Step 2 - Generate your experiment¶
sknni generate-experiment --spec example/basic_svc.nni.yml --output-dir experiments
Above command will create a directory experiments/svc-classification will following files
- The original specification file i.e. basic_svc.nni.yml (used during experiment run as well)
- Generated Microsoft NNI’s config.yml
- Generated Microsoft NNI’s search-space.json
Step 3 - Run your experiment¶
This is same as running nnitctl
nnictl create --config experiments/svc-classification/config.yml
sknni¶
Contributing¶
Contributions are welcome, and they are greatly appreciated! Every little bit helps, and credit will always be given.
You can contribute in many ways:
Types of Contributions¶
Report Bugs¶
Report bugs at https://github.com/ksachdeva/scikit-nni/issues.
If you are reporting a bug, please include:
- Your operating system name and version.
- Any details about your local setup that might be helpful in troubleshooting.
- Detailed steps to reproduce the bug.
Fix Bugs¶
Look through the GitHub issues for bugs. Anything tagged with “bug” and “help wanted” is open to whoever wants to implement it.
Implement Features¶
Look through the GitHub issues for features. Anything tagged with “enhancement” and “help wanted” is open to whoever wants to implement it.
Write Documentation¶
scikit-nni could always use more documentation, whether as part of the official scikit-nni docs, in docstrings, or even on the web in blog posts, articles, and such.
Submit Feedback¶
The best way to send feedback is to file an issue at https://github.com/ksachdeva/scikit-nni/issues.
If you are proposing a feature:
- Explain in detail how it would work.
- Keep the scope as narrow as possible, to make it easier to implement.
- Remember that this is a volunteer-driven project, and that contributions are welcome :)
Get Started!¶
Ready to contribute? Here’s how to set up sknni for local development.
Fork the scikit-nni repo on GitHub.
Clone your fork locally:
$ git clone git@github.com:your_name_here/scikit-nni.git
Install your local copy into a virtualenv. Assuming you have virtualenvwrapper installed, this is how you set up your fork for local development:
$ mkvirtualenv sknni $ cd sknni/ $ python setup.py develop
Create a branch for local development:
$ git checkout -b name-of-your-bugfix-or-feature
Now you can make your changes locally.
When you’re done making changes, check that your changes pass flake8 and the tests, including testing other Python versions with tox:
$ flake8 sknni tests $ python setup.py test or pytest $ tox
To get flake8 and tox, just pip install them into your virtualenv.
Commit your changes and push your branch to GitHub:
$ git add . $ git commit -m "Your detailed description of your changes." $ git push origin name-of-your-bugfix-or-feature
Submit a pull request through the GitHub website.
Pull Request Guidelines¶
Before you submit a pull request, check that it meets these guidelines:
- The pull request should include tests.
- If the pull request adds functionality, the docs should be updated.
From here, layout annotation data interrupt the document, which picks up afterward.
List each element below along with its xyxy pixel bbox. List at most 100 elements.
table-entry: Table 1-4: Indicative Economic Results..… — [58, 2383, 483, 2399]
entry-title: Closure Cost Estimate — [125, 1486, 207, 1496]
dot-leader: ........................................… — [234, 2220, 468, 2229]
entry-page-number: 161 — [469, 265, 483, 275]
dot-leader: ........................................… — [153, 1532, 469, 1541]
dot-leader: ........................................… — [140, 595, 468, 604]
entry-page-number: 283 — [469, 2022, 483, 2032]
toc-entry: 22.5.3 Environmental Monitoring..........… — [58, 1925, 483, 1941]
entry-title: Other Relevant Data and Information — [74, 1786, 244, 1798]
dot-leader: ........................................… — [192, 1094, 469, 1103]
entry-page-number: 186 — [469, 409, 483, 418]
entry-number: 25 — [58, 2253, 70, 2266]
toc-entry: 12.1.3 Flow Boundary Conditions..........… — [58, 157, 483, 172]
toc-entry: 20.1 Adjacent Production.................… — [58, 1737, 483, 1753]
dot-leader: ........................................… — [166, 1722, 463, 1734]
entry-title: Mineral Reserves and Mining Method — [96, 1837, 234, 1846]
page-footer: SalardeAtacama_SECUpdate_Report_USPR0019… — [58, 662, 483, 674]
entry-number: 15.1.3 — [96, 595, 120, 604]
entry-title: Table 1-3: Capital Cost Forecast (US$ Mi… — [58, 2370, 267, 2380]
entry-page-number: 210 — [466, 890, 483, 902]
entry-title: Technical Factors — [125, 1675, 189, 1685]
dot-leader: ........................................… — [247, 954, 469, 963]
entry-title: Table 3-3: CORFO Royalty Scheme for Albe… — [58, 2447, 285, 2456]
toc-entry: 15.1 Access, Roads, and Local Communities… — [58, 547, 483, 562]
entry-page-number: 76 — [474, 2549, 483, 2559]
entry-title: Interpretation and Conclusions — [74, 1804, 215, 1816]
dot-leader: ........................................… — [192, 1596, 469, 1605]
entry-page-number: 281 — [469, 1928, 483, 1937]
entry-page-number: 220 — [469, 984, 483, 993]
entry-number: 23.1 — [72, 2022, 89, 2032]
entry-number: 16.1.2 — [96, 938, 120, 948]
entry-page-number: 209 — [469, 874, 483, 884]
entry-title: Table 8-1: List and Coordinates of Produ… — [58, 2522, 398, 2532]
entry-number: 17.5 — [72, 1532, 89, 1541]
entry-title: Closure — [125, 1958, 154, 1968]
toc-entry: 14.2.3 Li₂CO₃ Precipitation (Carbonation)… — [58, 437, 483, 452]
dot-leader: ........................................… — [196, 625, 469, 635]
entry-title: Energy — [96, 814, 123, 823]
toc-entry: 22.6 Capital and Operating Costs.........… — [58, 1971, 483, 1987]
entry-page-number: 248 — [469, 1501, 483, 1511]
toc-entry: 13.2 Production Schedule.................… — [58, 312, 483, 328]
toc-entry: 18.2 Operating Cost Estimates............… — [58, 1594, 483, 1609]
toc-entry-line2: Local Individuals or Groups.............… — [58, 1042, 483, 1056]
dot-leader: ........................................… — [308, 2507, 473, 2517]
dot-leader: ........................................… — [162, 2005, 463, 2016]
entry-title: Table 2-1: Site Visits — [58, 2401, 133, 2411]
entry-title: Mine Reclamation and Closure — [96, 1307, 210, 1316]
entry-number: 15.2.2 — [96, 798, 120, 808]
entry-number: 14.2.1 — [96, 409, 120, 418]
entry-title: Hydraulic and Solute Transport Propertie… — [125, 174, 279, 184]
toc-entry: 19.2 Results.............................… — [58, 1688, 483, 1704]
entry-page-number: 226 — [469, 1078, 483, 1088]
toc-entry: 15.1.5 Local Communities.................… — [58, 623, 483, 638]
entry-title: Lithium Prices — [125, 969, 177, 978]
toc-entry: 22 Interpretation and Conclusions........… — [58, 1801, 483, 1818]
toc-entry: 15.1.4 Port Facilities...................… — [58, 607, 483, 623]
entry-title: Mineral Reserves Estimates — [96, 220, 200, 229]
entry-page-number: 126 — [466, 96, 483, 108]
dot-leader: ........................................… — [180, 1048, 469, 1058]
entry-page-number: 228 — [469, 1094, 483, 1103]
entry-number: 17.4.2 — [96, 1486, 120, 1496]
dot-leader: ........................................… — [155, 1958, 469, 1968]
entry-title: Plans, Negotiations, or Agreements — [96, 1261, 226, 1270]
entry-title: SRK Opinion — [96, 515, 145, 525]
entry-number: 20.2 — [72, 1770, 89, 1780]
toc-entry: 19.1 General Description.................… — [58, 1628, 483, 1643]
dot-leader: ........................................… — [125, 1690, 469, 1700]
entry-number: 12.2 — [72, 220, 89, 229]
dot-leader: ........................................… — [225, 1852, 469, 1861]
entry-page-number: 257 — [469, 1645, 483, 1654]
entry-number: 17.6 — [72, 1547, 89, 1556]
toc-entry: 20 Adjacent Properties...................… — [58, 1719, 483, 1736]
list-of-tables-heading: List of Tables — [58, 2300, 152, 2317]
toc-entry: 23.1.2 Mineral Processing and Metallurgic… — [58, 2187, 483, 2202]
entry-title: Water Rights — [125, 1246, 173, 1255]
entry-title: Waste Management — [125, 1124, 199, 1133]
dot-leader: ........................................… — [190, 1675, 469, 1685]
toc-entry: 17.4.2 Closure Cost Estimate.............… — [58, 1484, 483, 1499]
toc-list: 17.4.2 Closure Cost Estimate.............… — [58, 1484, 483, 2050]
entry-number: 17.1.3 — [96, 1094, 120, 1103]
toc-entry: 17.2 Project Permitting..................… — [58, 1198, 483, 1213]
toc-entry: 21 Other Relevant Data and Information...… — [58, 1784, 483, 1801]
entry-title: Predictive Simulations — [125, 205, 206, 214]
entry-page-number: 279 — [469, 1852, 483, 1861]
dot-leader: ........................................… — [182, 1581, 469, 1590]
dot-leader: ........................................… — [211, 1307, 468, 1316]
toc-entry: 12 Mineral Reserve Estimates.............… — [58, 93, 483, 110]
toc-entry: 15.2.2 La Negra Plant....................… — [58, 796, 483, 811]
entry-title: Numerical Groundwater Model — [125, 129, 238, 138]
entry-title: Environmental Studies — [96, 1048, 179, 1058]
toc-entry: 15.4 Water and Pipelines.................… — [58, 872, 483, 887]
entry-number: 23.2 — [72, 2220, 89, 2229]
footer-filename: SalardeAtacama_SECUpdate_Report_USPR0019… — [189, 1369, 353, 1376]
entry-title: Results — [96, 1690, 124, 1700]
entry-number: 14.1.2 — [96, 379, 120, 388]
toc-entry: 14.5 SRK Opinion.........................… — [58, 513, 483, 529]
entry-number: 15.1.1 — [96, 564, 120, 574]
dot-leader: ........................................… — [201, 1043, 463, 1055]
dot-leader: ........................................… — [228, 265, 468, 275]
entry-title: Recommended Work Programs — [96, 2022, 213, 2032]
Put your new functionality into a function with a docstring, and add the feature to the list in README.rst.
- The pull request should work for Python 3.6 and 3.7, and for PyPy. Check https://travis-ci.org/ksachdeva/scikit-nni/pull_requests and make sure that the tests pass for all supported Python versions.
Deploying¶
A reminder for the maintainers on how to deploy. Make sure all your changes are committed (including an entry in HISTORY.rst). Then run:
$ bump2version patch # possible: major / minor / patch
$ git push
$ git push --tags
Travis will then deploy to PyPI if tests pass.